The workflow performs outer held-out-subject evaluation with inner source-subject LOSO model selection. covariance_loso.label_shuffle_control: true enables a training-label shuffle null control that leaves held-out labels untouched.

For compatibility wrappers that only need feature extraction, import the generic helpers directly instead of depending on the BUSH-MEG workflow module:

from neureptrace.decoding.covariance_features import (
    CovarianceWindow,
    covariance_feature_vector,
    window_covariance_features,
)

Added generic source-OOF probability stacking

The reusable part of PyMEGDec's logit-stacking workflow is the leakage boundary: fit ensemble weights only from source-subject out-of-fold predictions, then apply those weights to a separate held-out target table.
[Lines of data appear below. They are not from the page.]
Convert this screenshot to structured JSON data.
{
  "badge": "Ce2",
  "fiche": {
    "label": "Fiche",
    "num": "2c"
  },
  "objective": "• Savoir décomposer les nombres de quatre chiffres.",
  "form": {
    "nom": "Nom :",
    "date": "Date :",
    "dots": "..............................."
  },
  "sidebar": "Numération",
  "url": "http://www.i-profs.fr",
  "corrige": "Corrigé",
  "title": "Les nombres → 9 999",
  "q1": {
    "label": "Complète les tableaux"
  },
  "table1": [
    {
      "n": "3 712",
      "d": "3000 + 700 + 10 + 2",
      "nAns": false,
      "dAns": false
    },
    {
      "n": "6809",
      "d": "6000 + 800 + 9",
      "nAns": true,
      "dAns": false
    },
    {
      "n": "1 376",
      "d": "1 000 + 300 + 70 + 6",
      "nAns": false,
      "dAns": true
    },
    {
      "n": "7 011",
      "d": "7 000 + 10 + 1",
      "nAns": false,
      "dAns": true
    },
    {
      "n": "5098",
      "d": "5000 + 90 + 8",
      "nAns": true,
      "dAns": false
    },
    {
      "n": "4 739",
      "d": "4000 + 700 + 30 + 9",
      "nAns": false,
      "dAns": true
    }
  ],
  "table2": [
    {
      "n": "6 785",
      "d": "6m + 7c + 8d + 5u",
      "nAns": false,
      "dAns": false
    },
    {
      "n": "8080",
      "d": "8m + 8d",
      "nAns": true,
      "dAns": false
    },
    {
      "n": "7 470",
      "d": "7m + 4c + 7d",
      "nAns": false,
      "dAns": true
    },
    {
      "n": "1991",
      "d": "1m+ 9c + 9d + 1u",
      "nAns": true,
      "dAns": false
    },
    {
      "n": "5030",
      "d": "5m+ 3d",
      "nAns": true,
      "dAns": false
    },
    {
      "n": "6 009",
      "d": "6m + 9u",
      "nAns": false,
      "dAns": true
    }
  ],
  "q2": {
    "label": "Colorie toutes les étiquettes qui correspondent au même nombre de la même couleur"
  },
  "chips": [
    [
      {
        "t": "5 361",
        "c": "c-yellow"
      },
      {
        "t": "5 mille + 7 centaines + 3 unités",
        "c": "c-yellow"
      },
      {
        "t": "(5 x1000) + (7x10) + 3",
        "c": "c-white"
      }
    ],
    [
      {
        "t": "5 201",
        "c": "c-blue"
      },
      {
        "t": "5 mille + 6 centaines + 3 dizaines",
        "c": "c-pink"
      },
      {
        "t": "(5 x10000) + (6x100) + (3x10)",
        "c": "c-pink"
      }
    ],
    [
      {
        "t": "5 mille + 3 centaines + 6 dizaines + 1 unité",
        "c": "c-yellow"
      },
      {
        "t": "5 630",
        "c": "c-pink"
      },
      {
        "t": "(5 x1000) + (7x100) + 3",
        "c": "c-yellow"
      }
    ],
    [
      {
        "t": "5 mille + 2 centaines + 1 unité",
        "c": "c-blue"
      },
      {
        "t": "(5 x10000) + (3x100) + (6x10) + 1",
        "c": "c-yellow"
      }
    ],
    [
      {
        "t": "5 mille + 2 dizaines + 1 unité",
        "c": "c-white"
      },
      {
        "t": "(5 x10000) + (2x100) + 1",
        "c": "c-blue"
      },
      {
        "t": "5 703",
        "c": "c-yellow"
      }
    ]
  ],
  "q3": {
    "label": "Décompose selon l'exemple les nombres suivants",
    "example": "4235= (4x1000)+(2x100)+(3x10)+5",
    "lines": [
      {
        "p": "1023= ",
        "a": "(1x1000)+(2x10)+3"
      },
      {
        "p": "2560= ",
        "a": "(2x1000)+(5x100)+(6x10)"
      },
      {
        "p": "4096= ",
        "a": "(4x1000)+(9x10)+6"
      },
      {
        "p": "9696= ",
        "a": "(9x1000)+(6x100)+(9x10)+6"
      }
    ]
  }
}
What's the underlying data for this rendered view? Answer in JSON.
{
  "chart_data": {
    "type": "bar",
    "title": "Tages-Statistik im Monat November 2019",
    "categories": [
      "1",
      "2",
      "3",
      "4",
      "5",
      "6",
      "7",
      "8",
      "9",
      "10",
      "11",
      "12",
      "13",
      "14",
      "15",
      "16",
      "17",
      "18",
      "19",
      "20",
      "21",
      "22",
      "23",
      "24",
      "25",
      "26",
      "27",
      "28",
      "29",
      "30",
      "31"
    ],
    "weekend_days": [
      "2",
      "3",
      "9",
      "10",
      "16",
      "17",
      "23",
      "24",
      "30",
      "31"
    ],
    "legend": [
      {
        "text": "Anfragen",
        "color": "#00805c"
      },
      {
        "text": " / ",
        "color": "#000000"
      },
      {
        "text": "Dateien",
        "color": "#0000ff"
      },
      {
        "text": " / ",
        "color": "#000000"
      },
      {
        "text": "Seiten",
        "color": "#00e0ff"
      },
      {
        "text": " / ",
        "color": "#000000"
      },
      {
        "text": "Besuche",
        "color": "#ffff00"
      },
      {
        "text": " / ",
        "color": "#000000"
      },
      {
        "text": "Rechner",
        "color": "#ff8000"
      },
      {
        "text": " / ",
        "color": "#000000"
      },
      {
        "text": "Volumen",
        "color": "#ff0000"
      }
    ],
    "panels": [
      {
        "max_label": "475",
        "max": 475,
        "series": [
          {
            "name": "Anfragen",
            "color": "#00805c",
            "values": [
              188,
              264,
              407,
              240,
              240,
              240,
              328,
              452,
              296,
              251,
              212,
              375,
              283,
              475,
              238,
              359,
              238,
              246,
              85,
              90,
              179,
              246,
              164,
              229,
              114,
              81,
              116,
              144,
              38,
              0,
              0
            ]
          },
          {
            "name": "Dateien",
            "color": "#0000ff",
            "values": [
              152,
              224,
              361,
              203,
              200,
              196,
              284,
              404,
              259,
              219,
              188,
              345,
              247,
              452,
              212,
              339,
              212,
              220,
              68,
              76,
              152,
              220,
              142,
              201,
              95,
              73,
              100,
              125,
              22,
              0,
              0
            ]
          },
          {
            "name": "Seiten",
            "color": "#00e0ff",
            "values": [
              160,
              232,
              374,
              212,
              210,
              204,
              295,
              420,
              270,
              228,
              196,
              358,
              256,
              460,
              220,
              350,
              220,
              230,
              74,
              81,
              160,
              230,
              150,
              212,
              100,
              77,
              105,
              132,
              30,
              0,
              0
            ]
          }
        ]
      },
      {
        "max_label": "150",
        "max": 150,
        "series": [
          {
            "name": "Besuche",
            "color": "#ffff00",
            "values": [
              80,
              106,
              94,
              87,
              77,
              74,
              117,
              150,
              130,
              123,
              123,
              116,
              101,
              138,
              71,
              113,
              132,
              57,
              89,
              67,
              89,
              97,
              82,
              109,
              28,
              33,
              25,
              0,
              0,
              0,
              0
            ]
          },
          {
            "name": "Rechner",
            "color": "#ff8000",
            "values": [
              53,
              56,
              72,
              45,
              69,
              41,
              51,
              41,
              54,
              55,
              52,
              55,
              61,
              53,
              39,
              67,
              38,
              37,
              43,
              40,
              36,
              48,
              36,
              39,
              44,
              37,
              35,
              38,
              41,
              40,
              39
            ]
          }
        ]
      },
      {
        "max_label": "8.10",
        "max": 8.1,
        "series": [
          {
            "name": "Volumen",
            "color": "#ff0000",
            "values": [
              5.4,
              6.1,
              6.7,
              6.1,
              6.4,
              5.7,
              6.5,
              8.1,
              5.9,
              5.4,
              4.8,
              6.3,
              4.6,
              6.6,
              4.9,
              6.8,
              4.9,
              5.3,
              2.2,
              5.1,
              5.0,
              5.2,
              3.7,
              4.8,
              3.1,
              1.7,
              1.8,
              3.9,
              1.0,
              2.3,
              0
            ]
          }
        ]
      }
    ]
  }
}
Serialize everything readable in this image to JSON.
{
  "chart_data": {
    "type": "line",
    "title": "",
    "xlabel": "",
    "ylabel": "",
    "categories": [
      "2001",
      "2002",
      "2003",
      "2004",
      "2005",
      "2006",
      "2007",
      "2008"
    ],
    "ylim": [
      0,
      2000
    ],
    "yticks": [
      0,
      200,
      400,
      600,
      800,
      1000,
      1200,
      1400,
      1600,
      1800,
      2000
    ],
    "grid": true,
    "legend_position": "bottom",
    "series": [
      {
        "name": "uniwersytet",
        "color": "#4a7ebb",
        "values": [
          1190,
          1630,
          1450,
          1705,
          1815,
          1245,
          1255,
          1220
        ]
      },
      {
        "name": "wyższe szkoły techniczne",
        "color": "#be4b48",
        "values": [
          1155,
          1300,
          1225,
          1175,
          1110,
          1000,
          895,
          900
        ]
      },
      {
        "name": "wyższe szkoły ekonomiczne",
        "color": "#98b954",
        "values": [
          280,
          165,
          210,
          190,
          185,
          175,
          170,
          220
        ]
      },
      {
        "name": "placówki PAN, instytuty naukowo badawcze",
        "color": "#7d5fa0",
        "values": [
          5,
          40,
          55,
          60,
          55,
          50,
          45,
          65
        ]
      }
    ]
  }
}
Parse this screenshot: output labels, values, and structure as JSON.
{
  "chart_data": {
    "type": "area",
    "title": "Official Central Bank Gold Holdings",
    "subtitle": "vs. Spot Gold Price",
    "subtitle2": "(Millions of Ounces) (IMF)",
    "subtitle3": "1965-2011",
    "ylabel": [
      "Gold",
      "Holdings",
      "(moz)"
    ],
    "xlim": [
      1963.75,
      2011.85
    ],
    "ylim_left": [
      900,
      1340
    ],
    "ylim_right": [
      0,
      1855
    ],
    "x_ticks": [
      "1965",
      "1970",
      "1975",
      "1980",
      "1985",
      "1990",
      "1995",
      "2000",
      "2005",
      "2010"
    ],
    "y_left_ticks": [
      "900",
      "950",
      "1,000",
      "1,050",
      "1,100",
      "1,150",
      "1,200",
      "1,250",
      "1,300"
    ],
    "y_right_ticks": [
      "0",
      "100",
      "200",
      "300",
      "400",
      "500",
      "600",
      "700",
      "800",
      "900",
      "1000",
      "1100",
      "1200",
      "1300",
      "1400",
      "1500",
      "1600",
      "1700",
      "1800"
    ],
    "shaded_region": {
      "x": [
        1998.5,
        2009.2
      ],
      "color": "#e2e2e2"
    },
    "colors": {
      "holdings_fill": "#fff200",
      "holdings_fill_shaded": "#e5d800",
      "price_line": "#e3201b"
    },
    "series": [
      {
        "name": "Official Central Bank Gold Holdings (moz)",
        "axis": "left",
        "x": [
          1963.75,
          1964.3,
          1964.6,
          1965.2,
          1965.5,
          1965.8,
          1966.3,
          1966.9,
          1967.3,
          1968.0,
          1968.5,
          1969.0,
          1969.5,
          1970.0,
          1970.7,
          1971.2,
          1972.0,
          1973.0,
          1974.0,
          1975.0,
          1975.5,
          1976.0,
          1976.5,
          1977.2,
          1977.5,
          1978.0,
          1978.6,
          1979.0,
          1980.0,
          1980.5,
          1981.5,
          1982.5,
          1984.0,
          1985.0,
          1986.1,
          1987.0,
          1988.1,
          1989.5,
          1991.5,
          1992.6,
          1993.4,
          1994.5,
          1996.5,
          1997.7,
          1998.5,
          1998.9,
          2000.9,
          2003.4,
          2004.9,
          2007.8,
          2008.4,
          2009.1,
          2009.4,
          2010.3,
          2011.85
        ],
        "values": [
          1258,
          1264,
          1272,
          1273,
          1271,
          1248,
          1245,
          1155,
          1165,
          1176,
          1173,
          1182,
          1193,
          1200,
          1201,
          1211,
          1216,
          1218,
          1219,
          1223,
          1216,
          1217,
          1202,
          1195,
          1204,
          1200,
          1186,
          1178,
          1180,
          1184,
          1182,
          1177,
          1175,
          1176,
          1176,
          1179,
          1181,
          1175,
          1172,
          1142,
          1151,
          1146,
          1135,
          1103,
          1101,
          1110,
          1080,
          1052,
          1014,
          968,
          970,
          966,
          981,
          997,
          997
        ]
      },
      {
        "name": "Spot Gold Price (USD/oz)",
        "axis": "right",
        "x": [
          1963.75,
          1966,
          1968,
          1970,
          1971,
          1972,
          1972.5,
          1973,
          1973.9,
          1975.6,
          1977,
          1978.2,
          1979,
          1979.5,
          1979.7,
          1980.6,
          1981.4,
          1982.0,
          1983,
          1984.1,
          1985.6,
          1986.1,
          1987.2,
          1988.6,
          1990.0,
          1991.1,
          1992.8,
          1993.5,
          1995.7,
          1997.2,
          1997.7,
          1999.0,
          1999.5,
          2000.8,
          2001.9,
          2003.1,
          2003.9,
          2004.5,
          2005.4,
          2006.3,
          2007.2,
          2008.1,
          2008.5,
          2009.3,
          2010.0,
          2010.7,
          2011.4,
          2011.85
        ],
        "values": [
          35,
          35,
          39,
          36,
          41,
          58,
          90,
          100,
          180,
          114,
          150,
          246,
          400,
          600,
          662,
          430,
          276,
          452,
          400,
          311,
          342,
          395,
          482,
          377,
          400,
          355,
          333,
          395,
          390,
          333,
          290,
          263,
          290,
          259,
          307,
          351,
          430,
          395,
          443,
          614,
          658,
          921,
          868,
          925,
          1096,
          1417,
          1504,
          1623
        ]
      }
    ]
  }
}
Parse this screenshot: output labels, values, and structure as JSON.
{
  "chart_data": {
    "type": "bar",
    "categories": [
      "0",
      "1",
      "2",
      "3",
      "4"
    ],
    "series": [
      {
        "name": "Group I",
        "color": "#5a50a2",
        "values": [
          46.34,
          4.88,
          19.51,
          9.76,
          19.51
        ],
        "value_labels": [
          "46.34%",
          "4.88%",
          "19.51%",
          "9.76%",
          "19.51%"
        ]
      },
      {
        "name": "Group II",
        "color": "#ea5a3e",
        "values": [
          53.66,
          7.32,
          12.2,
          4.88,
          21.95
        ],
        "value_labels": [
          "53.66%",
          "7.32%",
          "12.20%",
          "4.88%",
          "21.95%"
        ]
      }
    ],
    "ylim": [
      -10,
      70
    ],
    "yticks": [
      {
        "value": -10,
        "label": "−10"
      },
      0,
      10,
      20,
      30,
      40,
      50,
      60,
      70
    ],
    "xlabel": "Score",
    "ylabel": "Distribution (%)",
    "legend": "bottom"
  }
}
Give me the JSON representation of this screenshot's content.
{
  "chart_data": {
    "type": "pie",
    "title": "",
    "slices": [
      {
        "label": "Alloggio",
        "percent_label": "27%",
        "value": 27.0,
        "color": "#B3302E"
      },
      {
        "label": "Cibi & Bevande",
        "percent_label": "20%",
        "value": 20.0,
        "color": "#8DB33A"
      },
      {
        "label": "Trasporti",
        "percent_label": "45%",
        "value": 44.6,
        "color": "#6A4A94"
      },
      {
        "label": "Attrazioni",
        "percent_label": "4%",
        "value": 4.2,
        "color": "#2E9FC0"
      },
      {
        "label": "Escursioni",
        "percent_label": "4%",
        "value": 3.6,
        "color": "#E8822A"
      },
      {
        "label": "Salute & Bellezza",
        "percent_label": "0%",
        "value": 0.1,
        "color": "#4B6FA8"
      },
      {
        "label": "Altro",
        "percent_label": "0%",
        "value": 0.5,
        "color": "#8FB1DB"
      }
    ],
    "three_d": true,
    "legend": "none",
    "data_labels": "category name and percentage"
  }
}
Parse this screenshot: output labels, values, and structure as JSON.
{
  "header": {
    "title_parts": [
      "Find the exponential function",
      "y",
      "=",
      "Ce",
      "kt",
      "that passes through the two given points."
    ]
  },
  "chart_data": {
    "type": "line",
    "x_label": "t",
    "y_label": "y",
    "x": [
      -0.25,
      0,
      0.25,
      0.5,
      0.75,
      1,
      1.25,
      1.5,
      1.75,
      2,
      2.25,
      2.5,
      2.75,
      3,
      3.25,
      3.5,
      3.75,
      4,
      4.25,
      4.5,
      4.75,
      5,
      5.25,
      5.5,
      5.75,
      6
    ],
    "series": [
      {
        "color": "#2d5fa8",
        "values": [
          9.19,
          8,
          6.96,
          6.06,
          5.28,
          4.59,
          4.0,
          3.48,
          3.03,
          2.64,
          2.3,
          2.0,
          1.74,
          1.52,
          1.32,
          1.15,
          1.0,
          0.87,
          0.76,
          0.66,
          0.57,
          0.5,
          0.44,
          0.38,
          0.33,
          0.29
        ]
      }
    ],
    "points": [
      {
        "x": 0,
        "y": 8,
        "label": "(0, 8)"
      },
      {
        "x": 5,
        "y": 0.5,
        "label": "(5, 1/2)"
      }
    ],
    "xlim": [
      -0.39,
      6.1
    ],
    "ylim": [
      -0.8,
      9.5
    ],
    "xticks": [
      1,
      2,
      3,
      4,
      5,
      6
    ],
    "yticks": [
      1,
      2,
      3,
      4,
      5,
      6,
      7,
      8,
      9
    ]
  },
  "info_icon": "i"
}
NeuRepTrace now exposes that idea for any probability-observation CSVs, independent of BUSH-MEG loaders or MATLAB file conventions.

neureptrace-probability-stacking \
  --source-oof results/source_oof_observations.csv \
  --target results/heldout_target_observations.csv \
  --out results/stacked_observations.csv \
  --metrics-out results/stacked_metrics.csv

The grouped CLI provides the same workflow:

neureptrace probability-stacking \
  --source-oof results/source_oof_observations.csv \
  --target results/heldout_target_observations.csv \
  --out results/stacked_observations.csv

Use --candidate-column when base models are identified by a column other than decoder, repeat --candidate to control candidate order, and repeat --alignment-column when observation rows need study-specific alignment keys. The default stacked weighting fits non-negative weights by minimizing class-balanced source-OOF log loss; uniform and softmax are available as simpler baselines. Target labels are used only for reporting prediction and metric columns, never for fitting the source-OOF weights.